As informações constam no mais recente Boletim Conjuntural do Departamento de Economia Rural (Deral), da Secretaria de Estado da Agricultura e do Abastecimento (Seab), divulgado nesta semana.

Área cultivada cresce 21% e reforça expectativa de produção recorde

O plantio da cevada já alcançou 44% da área prevista para a safra 2026, beneficiado pelo clima favorável e pelos níveis adequados de umidade no solo.

A projeção aponta para uma área recorde de 126 mil hectares, crescimento de 21% em relação aos 104 mil hectares cultivados na temporada anterior. Com isso, a produção estadual deverá superar 550 mil toneladas, ampliando ainda mais a participação paranaense no abastecimento nacional.

Segundo o engenheiro agrônomo e analista do Deral, Carlos Hugo Godinho, o avanço dos trabalhos foi favorecido pelas condições climáticas observadas nas últimas semanas.

“As chuvas registradas em maio foram importantes para garantir a umidade necessária ao desenvolvimento das lavouras, enquanto o período mais seco recente permitiu acelerar o plantio”, destacou.

Apesar do cenário positivo, os técnicos acompanham com atenção os possíveis impactos do fenômeno El Niño.

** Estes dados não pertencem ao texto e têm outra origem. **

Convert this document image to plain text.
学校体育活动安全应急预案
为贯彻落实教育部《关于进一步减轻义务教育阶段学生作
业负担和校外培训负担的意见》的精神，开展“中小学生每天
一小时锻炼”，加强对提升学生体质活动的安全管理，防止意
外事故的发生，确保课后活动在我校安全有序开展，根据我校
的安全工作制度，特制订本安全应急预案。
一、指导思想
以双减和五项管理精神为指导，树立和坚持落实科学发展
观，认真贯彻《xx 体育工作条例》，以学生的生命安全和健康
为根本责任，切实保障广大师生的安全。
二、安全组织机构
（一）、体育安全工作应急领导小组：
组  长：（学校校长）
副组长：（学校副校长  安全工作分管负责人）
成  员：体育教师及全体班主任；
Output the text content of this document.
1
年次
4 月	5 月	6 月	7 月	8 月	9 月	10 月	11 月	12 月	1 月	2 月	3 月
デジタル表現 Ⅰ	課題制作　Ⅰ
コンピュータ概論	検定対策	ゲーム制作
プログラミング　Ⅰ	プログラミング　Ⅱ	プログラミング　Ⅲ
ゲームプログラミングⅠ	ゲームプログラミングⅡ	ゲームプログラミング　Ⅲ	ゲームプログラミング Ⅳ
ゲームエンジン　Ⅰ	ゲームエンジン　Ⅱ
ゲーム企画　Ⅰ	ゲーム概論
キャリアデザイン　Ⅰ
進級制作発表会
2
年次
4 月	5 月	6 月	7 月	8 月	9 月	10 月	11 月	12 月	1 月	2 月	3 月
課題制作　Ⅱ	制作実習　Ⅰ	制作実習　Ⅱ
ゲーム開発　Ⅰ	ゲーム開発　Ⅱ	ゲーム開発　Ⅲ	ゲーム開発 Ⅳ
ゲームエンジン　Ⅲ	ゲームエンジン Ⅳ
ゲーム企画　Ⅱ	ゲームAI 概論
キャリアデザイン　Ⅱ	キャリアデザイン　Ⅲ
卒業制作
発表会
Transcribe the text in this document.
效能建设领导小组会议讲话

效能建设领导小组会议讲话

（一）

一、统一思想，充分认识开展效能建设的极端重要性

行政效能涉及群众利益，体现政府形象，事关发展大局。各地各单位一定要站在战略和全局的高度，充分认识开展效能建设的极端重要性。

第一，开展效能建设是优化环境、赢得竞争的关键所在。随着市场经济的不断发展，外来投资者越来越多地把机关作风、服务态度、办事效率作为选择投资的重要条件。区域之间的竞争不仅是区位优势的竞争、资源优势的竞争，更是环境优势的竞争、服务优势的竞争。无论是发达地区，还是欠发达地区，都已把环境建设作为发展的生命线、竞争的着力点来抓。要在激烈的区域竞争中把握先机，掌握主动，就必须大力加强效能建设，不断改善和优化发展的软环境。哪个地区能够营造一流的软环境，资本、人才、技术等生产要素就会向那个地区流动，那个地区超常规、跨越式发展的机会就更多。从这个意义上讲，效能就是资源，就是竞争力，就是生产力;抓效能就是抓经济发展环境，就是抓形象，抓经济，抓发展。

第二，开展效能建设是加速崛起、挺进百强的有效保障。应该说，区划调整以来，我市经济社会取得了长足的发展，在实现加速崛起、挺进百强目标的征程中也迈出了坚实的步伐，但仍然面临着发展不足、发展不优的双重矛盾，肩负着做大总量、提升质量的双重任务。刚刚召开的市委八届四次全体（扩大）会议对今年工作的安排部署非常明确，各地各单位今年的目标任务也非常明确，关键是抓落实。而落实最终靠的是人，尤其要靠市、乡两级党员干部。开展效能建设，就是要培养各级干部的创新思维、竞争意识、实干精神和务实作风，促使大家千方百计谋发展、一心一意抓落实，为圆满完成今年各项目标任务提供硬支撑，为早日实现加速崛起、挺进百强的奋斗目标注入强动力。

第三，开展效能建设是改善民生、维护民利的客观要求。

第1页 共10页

A expectativa de maior volume de chuvas durante a primavera pode comprometer a qualidade dos grãos no período da colheita.

Paraná lidera produção nacional de cevada

O estado mantém ampla liderança na produção brasileira de cevada. O segundo maior produtor do país, o Rio Grande do Sul, tem previsão de colher cerca de 100,4 mil toneladas.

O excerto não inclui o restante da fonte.